Wenn schon Portugal per Bike erkunden, dann gründlich – dachte sich Bikefex Maria Sendlhofer-Schag. Sie fuhr lange Küstentrails am Atlantik, flitzte durch Lissaboner Altstadtgassen und tappte in die Fado-Falle.

Eine meiner unangenehmsten Macken ist die unbändige Vorfreude auf ein neues Abenteuer, die mich in der Nacht, bevor „es“ losgeht, selten ein Auge zumachen lässt. Wenn dann das Taxi um 4 Uhr morgens vor der Tür steht und ich wenig später zwischen Bikes und Taschen geklemmt Richtung Flughafen unterwegs bin, pushen mich meine körpereigenen Drogen stärker als drei doppelte Espressi. Holger und Rene dagegen schlafen noch mit offenen Augen.


Neoprenzwang im Surfer-Paradies

Die Sonne in Lissabon begrüßt uns mit einer herzlichen Umarmung. Endlich im Portugal Surfcamp von Martin Roll, in Ericeira an der Atlantikküste, angekommen, krame ich als Erstes die Flip-Flops aus der Tasche.

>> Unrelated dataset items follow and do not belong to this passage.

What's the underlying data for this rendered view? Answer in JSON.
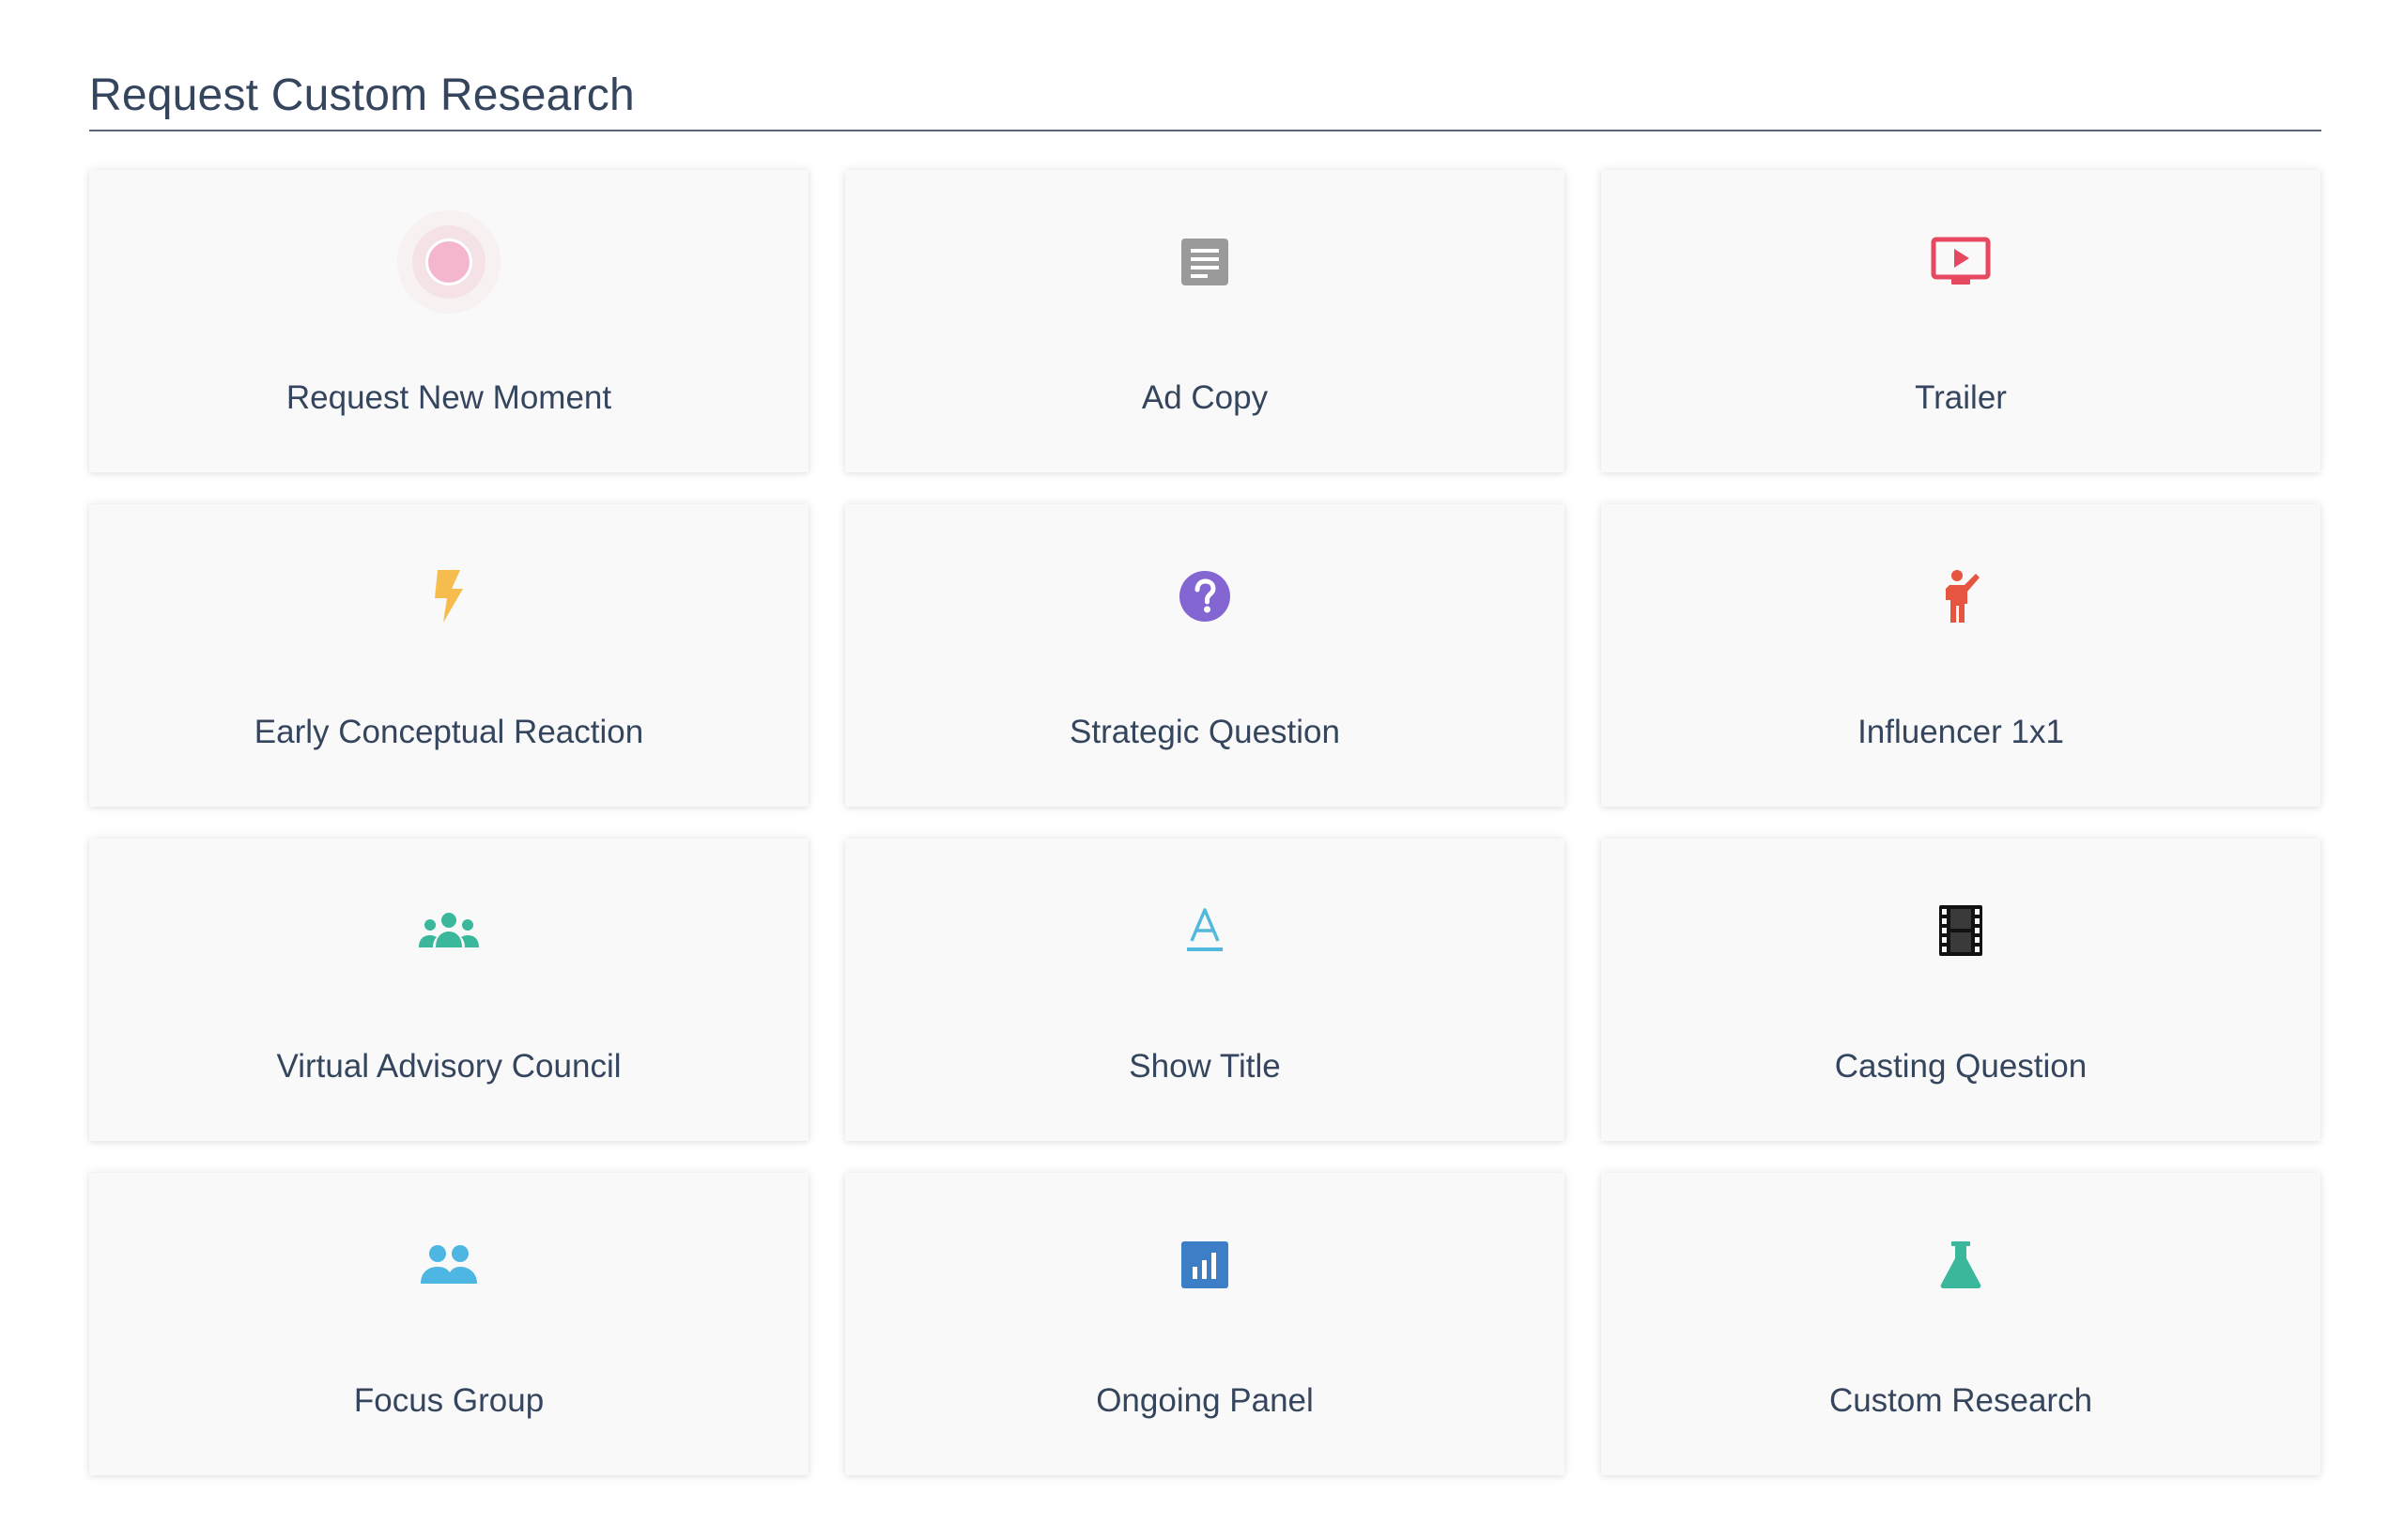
{
  "page": {
    "title": "Request Custom Research"
  },
  "cards": [
    {
      "label": "Request New Moment",
      "icon": "pulse-dot-icon",
      "color": "#f4b6cf"
    },
    {
      "label": "Ad Copy",
      "icon": "document-icon",
      "color": "#9a9a9a"
    },
    {
      "label": "Trailer",
      "icon": "video-play-icon",
      "color": "#e5485f"
    },
    {
      "label": "Early Conceptual Reaction",
      "icon": "lightning-bolt-icon",
      "color": "#f6bd4e"
    },
    {
      "label": "Strategic Question",
      "icon": "question-circle-icon",
      "color": "#8366d1"
    },
    {
      "label": "Influencer 1x1",
      "icon": "person-waving-icon",
      "color": "#e55540"
    },
    {
      "label": "Virtual Advisory Council",
      "icon": "group-icon",
      "color": "#3bb89b"
    },
    {
      "label": "Show Title",
      "icon": "text-format-icon",
      "color": "#52b9dd"
    },
    {
      "label": "Casting Question",
      "icon": "film-strip-icon",
      "color": "#111111"
    },
    {
      "label": "Focus Group",
      "icon": "people-icon",
      "color": "#4db6e2"
    },
    {
      "label": "Ongoing Panel",
      "icon": "bar-chart-icon",
      "color": "#3d7fc6"
    },
    {
      "label": "Custom Research",
      "icon": "flask-icon",
      "color": "#3bb89b"
    }
  ]
}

Doch bevor wir überhaupt eine Chance haben, unsere Bikes zusammen zu bauen, steckt uns Holger schon in dicke Neoprenanzüge und ein Board unter den Arm. „Swell“, „Tide“ und noch ein paar Fachbegriffe aus dem Surfer-Jargon, die ich nicht verstehe, sollen uns anspornen.

Sonne hin oder her – der Atlantik ist eiskalt. Ein Bergsee erinnert da im direkten Vergleich eher an ein Thermalbecken. Nach der gefühlt hundertsten Nasen- und Gehörgangsspülung beschließe ich für mich: Als Einwohnerin eines Binnenlandes ist es völlig ok, wenn ich Wasser in anderen Aggregatzuständen den Vorzug gebe.

Ich bleibe lieber an Land – schließlich haben wir uns mit Locals zum Biken verabredet. Die nennen sich WEride und bestehen aus einem sympathischen Haufen Nebenerwerbs-Guides mit viel Enthusiasmus für die Sache. Unter dem blauen WEride-Trikots verstecken sich ein Lehrer, ein Architekt und ein Opernsänger. Interessante Menschen, die sicher viel Spannendes zu erzählen wissen und alle geheimen Ecken ihrer Heimat kennen.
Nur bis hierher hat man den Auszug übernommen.